As Brad Stone writes in his 2013 bestseller "The Everything Store," Amazon's distribution methods in the early days weren't exactly scientific. The company didn't hold any inventory of its own, and it could take a week or more for Amazon to deliver books to customers.
One of the biggest problems Amazon faced, Stone writes, was that book distributors required retailers to order 10 books at once. But the company wasn't yet making enough sales to do that. Stone highlights a tidbit from a Playboy interview with Bezos, published in 2000, that illustrates how they got around the issue.
According to Bezos:
"We found a loophole. Their systems were programmed in such a way that you didn't have to receive ten books, you only had to order ten books. So we found an obscure book about lichens that they had in their system but was out of stock. We began ordering the one book we wanted and nine copies of the lichen book. They would ship out the book we needed and a note that said, 'Sorry, but we're out of the lichen book.'"

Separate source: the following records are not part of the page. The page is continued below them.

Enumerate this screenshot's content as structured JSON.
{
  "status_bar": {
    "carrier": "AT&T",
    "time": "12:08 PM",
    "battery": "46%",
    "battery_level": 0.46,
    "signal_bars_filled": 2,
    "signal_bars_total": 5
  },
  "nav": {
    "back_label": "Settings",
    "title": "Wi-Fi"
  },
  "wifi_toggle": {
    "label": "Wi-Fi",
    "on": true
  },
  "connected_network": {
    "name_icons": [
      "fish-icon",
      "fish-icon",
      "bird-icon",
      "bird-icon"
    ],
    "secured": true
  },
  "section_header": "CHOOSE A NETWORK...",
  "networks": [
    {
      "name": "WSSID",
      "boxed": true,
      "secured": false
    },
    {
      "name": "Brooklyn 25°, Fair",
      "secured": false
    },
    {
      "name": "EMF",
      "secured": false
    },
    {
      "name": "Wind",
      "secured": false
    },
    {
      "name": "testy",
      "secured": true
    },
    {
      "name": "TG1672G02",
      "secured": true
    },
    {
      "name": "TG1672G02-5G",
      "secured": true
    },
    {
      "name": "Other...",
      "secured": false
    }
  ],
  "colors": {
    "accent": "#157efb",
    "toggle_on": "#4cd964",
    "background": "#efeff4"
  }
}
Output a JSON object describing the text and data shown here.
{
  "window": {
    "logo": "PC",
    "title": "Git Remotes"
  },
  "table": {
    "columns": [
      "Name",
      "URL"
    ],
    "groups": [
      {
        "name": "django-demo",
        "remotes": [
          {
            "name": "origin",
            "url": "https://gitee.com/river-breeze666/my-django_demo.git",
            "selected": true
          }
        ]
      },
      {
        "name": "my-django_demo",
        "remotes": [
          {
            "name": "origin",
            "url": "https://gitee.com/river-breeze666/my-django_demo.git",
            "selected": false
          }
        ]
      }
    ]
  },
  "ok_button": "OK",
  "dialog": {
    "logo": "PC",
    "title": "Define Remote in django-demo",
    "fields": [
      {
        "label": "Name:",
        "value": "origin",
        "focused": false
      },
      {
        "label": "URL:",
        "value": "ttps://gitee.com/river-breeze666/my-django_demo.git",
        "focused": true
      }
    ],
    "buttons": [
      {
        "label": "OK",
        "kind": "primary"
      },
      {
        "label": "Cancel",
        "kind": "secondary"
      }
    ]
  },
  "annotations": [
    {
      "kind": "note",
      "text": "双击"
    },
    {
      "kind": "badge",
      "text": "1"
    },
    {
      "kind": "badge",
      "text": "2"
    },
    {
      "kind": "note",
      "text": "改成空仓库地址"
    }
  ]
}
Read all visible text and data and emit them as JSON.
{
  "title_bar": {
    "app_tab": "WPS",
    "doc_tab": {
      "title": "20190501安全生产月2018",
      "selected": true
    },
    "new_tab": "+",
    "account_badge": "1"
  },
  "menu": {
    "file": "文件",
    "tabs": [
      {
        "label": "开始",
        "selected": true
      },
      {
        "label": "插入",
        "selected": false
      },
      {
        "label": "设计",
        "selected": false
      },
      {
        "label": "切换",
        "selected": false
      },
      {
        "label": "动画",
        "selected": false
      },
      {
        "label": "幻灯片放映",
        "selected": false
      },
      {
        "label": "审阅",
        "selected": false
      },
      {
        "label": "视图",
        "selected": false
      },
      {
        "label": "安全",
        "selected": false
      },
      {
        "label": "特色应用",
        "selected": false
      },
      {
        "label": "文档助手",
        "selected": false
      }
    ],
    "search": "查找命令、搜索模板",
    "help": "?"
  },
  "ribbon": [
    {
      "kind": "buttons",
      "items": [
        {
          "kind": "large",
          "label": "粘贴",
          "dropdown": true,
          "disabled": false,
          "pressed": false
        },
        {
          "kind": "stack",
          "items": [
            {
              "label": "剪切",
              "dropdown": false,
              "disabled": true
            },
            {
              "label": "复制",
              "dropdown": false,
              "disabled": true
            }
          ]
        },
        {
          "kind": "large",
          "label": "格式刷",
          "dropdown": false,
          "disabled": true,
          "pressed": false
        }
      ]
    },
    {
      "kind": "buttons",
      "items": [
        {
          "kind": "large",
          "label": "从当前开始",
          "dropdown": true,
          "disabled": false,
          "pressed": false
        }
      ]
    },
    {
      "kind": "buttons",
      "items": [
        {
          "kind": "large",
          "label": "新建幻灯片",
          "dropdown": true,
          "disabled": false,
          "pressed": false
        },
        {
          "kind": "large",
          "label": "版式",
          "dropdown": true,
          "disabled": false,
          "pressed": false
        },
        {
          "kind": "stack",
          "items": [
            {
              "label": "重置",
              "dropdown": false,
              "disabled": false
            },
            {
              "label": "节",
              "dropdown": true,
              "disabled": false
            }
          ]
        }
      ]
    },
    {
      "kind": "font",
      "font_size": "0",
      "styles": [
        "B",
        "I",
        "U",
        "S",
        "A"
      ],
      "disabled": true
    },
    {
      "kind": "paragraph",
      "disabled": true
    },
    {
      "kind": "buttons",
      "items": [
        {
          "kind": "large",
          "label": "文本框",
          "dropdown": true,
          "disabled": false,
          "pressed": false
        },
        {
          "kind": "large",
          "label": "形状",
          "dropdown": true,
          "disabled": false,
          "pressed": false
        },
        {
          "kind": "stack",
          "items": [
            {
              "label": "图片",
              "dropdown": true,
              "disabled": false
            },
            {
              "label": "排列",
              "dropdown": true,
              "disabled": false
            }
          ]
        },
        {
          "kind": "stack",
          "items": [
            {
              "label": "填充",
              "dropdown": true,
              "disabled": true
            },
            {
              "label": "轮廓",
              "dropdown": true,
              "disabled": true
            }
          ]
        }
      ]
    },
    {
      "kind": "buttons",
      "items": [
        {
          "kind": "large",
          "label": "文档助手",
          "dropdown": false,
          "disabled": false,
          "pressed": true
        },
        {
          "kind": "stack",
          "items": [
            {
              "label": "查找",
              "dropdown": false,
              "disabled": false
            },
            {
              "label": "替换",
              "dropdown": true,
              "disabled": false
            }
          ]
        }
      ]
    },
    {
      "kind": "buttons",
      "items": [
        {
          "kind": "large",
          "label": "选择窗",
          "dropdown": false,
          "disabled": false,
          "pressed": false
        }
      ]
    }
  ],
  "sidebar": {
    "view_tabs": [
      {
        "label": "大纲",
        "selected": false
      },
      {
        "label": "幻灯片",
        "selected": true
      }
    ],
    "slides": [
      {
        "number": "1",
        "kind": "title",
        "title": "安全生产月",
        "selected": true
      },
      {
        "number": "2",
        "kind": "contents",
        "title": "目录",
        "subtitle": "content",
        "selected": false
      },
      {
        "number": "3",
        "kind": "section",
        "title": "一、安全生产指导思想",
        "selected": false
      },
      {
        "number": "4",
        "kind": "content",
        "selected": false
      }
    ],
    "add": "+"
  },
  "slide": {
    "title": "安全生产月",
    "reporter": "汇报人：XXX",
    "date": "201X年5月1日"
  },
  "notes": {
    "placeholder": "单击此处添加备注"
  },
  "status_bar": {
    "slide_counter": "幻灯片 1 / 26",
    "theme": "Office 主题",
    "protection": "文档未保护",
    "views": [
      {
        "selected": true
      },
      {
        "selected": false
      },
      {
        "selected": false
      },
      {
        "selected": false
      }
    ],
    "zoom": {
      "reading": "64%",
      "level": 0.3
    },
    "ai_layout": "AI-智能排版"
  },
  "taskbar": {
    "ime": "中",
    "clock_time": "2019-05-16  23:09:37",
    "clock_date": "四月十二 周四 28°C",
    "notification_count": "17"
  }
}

Around the same time, Amazon figured out how to handle the issue of customer reviews of books. Stone writes that early employees and their friends wrote many of the first reviews.
Shel Kaphan, Amazon's first employee, found a book that a customer had ordered: "Bitter Winds: A Memoir of My Years in China's Gulag." He read the whole thing and wrote one of the book's first reviews. (It's unclear which review he wrote, but there is a 1995 review from "A Customer" that reads simply, "I love it.")
Today, Amazon is one of the most powerful businesses in the world, close to becoming a trillion-dollar company. But in that 2000 Playboy interview, Bezos joked about the company's early strategies coming back to haunt them: "One of these days we're going to get all those lichen books dumped onto our front lawn."